Female Human Rights Activist Israa al-Ghomgham Faces Death Penalty In Saudi Arabia

Faisal Nasser / Reuters
  • Israa al-Ghomgham was arrested in 2015
  • Activists have denied reports she has already been executed
  • Her next court date is scheduled for 28 October

A female human rights activist currently on trial in Saudi Arabia could be facing the death penalty.

Israa al-Ghomgham is believed to be the first woman in the country to face execution for peaceful activism. She is currently on trial at a secretive terrorism court where the charges against her include “incitement to protest” and “providing moral support to rioters”, the charity Human Rights Watch has said.

“Any execution is appalling, but seeking the death penalty for activists like Israa al-Ghomgham, who are not even accused of violent behaviour, is monstrous,” Sarah Leah Whitson, Middle East director at the charity, said in a statement on Wednesday.

Ghomgham is a prominent Shi’ite Muslim activist who documented mass demonstrations in the Eastern Province starting in 2011. She was arrested at her home in December 2015 along with her husband.

Four male activists are also on trial and could face the same fate. Their next court date has been scheduled for 28 October 2018.

ALQST, a London-based Saudi rights group, reported the decision involving Ghomgham’s case earlier this week. The government’s communications office did not respond to a request for comment.

Activists said the trial was ongoing, and denied social media reports that the detainees had already been executed.

Saudi Arabia, an absolute monarchy where public protests and political parties are banned, has enacted some high-profile social and economic reforms in recent years under powerful young Crown Prince Mohammed bin Salman.

They have, however, been accompanied by a crackdown on dissent, with dozens of clerics, intellectuals and activists arrested in the past year, including women who had campaigned for the right to drive in the deeply conservative Muslim country. Prominent women’s rights advocate Hatoon al-Fassi was arrested in June as she was planning to take journalists in her car to celebrate the much-hyped end of the world’s last ban on female drivers.

Saudi Arabia's crown prince Mohammad bin Salman has enacted some high-profile social and economic reforms in recent years
Saudi Arabia's crown prince Mohammad bin Salman has enacted some high-profile social and economic reforms in recent years
PA Wire/PA Images

According to HRW, under the recent crackdown at least 13 women have been arrested under the pretext of maintaining national security. While some have since been released, others remain detained without charge. They are: Loujain al-Hathloul, Aziza al-Yousef, Eman al-Nafjan, Nouf Abdelaziz, Mayaa al-Zahrani, Samar Badawi, Nassema al-Sadah and Amal al-Harbi.

A roundup of senior royals, ministers and businessmen last November on charges of corruption sent shockwaves through the kingdom. Most of those detainees were released after reaching undisclosed financial settlements with the government.

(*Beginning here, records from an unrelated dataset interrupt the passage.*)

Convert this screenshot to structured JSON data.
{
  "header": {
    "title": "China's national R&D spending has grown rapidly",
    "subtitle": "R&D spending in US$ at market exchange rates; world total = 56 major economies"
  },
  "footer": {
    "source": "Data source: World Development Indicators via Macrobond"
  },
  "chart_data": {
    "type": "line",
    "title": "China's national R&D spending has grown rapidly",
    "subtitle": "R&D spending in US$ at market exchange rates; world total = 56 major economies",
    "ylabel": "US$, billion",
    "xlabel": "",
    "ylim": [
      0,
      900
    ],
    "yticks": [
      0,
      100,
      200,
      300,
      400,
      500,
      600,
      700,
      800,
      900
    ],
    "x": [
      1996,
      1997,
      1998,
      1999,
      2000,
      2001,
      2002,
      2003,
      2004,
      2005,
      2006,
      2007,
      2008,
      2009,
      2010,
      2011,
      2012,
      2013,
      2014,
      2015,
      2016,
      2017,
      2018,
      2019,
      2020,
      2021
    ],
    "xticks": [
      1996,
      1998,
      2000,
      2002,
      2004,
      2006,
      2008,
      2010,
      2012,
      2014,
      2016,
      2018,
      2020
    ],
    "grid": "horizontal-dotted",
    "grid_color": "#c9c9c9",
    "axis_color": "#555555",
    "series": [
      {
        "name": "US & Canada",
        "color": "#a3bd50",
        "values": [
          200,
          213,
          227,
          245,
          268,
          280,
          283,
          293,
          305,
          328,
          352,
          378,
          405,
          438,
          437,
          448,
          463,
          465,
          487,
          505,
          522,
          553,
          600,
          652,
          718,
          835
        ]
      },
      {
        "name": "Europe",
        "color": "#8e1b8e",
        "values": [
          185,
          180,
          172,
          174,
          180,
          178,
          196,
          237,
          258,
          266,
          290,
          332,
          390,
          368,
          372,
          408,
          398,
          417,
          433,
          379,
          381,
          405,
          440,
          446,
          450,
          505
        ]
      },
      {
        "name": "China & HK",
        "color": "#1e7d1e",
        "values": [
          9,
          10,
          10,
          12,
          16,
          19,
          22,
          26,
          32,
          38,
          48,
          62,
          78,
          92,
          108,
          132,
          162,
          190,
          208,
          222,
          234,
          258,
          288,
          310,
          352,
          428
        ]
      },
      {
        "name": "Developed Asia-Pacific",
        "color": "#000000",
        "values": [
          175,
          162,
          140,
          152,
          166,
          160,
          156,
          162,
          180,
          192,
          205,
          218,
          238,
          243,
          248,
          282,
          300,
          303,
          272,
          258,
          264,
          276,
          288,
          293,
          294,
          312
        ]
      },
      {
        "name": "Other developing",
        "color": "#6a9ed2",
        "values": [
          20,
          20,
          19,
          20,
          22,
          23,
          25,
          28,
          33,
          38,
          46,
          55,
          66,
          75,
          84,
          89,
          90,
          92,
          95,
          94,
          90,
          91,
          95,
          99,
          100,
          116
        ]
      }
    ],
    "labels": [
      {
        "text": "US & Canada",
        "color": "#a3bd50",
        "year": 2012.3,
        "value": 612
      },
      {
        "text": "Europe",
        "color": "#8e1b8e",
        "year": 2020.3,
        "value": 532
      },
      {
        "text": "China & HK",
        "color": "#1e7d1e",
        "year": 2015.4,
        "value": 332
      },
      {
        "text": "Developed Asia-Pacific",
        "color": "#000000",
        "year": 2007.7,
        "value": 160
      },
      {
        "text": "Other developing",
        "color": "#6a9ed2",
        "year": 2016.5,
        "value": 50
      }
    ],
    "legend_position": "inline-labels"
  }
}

Most of the country’s Shi’ite minority, to which al-Ghomgham belongs, live in the oil-producing Eastern Province and some have complained that their religious ceremonies are banned or interfered with by Sunni authorities, and that they lack opportunities for work and education. The government has denied the charges.

Saudi Arabia has previously executed Shi’ite activists on what rights groups called politically-motivated charges. It views protests among Shi’ites in the context of tensions with Shi’ite power and regional rival Iran, which it has accused of fomenting the unrest.

The authorities have carried out security operations against suspected Shi’ite militants in the Eastern Province, which has seen unrest and occasional armed attacks for years.